Most surgeons elect to send pilonidal specimens for pathological evaluation. Some authors have questioned the need to perform histologic evaluation, but Tamer et al. reviewed articles spanning 2000 to 2018 and found twenty-two articles reporting 83 patients with malignancy including squamous cell carcinoma, epidermoid carcinoma, basal cell carcinoma, and malignant degeneration; they advise all specimens should be sent for histopathologic evaluation.[94]
The prognosis associated with pilonidal disease is very good as it is a benign disease, despite some reports of malignant degeneration, or skin cancer. Pilonidal disease, however, has a relatively high recurrence rate and may require multiple procedures. The overall prognosis with pilonidal disease is very good with lifestyle modifications and accurate diagnosis.

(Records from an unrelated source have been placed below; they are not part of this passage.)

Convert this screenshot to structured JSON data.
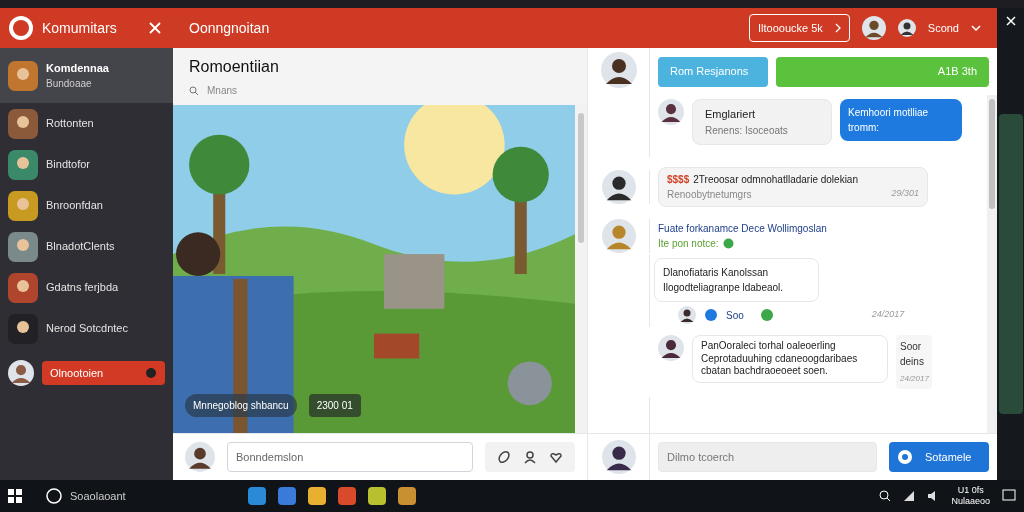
{
  "sidebar": {
    "title": "Komumitars",
    "items": [
      {
        "name": "Komdennaa",
        "subtitle": "Bundoaae",
        "selected": true,
        "color": "#c0762e"
      },
      {
        "name": "Rottonten",
        "selected": false,
        "color": "#8a5a3a"
      },
      {
        "name": "Bindtofor",
        "selected": false,
        "color": "#3a8a6a"
      },
      {
        "name": "Bnroonfdan",
        "selected": false,
        "color": "#c99a22"
      },
      {
        "name": "BlnadotClents",
        "selected": false,
        "color": "#7a8a8a"
      },
      {
        "name": "Gdatns ferjbda",
        "selected": false,
        "color": "#b0452e"
      },
      {
        "name": "Nerod Sotcdntec",
        "selected": false,
        "color": "#222226"
      }
    ],
    "action": "Olnootoien"
  },
  "header": {
    "title": "Oonngnoitan",
    "badge": "Iltoooucke 5k",
    "user": "Scond"
  },
  "post": {
    "title": "Romoentiian",
    "subtitle": "Mnans",
    "caption": "Mnnegoblog shbancu",
    "score": "2300 01",
    "comment_placeholder": "Bonndemslon"
  },
  "chat": {
    "buttons": [
      {
        "label": "Rom Resjanons",
        "color": "#4bb3dd"
      },
      {
        "label": "A1B 3th",
        "color": "#5ac23c"
      }
    ],
    "card": {
      "author": "Emglariert",
      "text": "Renens: Isoceoats"
    },
    "outgoing": "Kemhoori motlliae tromm:",
    "messages": [
      {
        "kind": "bubble",
        "lead": "$$$$",
        "text": "2Treoosar odmnohatlladarie dolekian",
        "sub": "Renoobytnetumgrs",
        "time": "29/301"
      },
      {
        "kind": "notice",
        "title": "Fuate forkanamce Dece Wollimgoslan",
        "sub": "Ite pon notce:"
      },
      {
        "kind": "reply",
        "text": "Dlanofiataris Kanolssan Ilogodteliagranpe ldabeaol.",
        "reaction": "Soo",
        "time": "24/2017"
      },
      {
        "kind": "long",
        "text": "PanOoraleci torhal oaleoerling Ceprotaduuhing cdaneoogdaribaes cbatan bachdraoeoeet soen.",
        "side": "Soor deins",
        "time": "24/2017"
      }
    ],
    "input_placeholder": "Dilmo tcoerch",
    "send": "Sotamele"
  },
  "taskbar": {
    "search": "Soaolaoant",
    "time": "U1 0fs",
    "date": "Nulaaeoo"
  }
}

Complications associated with pilonidal disease largely include recurrence and wound healing issues such as wound breakdown or surgical site infection. They may initially present as an abscess or can become secondarily infected. In rare cases, pilonidal disease has been associated with osteomyelitis or malignant transformation.
Patients should be educated about risk factors, which include male sex, family history, being overweight/obesity, trauma or irritation, sedentary occupation or lifestyle, hirsute habitus, and poor hygiene. Modifiable risk factors should be directed towards weight loss, lifestyle modification, good hygiene, and hair removal.

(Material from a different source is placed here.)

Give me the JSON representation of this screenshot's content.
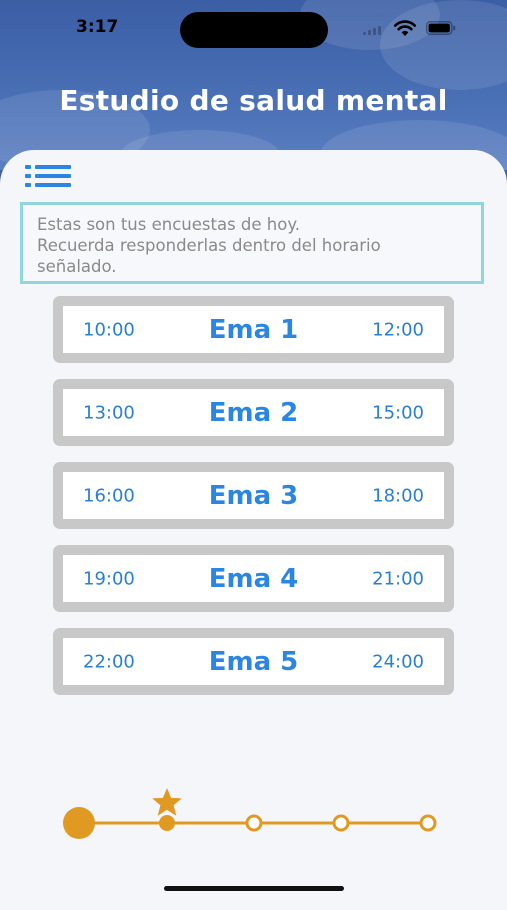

Pilonidal disease is a relatively common and benign disease process where surgery is usually the definitive treatment. Certainly, these patients should be evaluated by a surgeon, but they are usually not the first clinician to which a patient presents. Interprofessional communication is necessary as these patients can present to any clinician, primary care provider, or general practitioner. The diagnosis is clinical, so prompt recognition and diagnosis can lead to faster treatment and resolution. Pilonidal disease is a relatively common disease, and there is an extensive amount of published material. This includes various types of studies, including randomized control studies, cohort and case-control studies, case series, and expert opinions. Pilonidal disease is a broad topic, so narrowing the specific question can provide specific publications and research studies. There are numerous treatment modalities and treatment combinations. There is no single best treatment modality, and treatment must be individually tailored to the patient.